Fillers, on average, will make you look 7.3 years younger according to a study on patients aged 42-59 years of age. Some doctors promise even more. The most common fillers are the HA’s (hyaluronic acid) such as Restylane, Juvederm, and Perlane. These can last anywhere from 6 months to a year, according to where they are injected and what areas are injected. They are mostly wrinkle fillers although some revolumizing can be done. Sculptra (Poly L-lactic acid) is mainly for revolumizing most of the face and lasts about two years. Sculptra has proven to be an excellent product for this purpose. This is very pertinent because much of the sagging experienced with aging is from loss of volume, instead of loss of skin elasticity, as we all thought until the last few years. Of course there are the paralytics such as Botox which are a mainstay for the forehead and crow’s feet as well. Combinations of products are often needed to achieve the best results.
While many fear the idea of injections, especially in the face, patients generally report feeling discomfort rather than pain. Injections “are not fun,” however; the results seem to be worth the discomfort. Patients often say they feel like they’ve had a “mini face lift” without the downtime of an actual surgical procedure. Also many of the products have anesthetics in them now, and in my practice we use a numbing cream beforehand.

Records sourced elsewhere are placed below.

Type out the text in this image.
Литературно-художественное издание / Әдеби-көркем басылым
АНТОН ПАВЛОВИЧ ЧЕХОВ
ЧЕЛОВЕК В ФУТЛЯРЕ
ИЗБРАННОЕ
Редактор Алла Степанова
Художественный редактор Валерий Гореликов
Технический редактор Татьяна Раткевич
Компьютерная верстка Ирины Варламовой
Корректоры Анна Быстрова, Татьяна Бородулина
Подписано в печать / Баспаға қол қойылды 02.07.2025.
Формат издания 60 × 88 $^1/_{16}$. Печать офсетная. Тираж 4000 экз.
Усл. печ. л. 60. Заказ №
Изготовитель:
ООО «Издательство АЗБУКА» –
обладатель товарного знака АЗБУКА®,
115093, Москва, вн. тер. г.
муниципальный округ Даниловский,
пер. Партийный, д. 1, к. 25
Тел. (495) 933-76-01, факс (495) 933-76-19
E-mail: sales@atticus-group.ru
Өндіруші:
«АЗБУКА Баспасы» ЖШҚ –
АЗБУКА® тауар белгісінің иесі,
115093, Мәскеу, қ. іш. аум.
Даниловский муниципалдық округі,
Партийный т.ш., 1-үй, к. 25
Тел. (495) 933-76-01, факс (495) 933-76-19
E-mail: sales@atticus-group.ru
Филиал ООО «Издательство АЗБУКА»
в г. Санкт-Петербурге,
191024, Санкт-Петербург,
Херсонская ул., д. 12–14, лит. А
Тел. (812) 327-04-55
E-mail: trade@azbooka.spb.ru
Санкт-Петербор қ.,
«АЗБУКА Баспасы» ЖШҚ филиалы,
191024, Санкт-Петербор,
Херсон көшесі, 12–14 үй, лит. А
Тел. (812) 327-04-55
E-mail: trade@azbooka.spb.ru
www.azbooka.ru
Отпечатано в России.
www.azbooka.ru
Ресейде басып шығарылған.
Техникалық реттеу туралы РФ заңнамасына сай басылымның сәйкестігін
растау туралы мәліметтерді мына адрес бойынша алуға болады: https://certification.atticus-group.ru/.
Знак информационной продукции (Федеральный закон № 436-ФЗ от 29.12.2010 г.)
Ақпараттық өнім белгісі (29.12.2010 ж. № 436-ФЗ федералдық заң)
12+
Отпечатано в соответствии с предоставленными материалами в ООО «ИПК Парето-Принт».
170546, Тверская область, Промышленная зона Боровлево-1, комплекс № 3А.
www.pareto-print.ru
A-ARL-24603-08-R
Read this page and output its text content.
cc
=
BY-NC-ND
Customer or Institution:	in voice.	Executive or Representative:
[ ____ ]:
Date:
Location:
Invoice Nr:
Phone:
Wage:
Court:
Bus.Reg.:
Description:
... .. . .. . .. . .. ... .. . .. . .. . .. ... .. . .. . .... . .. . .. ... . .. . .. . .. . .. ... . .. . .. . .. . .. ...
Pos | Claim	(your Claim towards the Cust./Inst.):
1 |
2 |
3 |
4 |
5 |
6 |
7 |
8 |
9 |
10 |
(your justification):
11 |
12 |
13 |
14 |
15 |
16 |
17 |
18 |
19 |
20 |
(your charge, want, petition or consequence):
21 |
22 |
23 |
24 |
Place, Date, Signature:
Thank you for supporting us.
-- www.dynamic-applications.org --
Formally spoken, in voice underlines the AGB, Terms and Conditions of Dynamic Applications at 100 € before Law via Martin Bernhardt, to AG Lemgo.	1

So how do you decide if fillers are right for you? If any aspect of your maturing face bothers you enough, you can with relatively little risk feel safe in having an injectable procedure. The most common downsides are bruising and rare small nodules, usually felt but not seen by the patient. The good news is that most fillers are not permanent, so if you don’t like the results, they are only temporary.
In the last few years, doctors have shifted from simply filling a line or a wrinkle to instead restoring volume in areas that cause the sagged, the lines and wrinkles.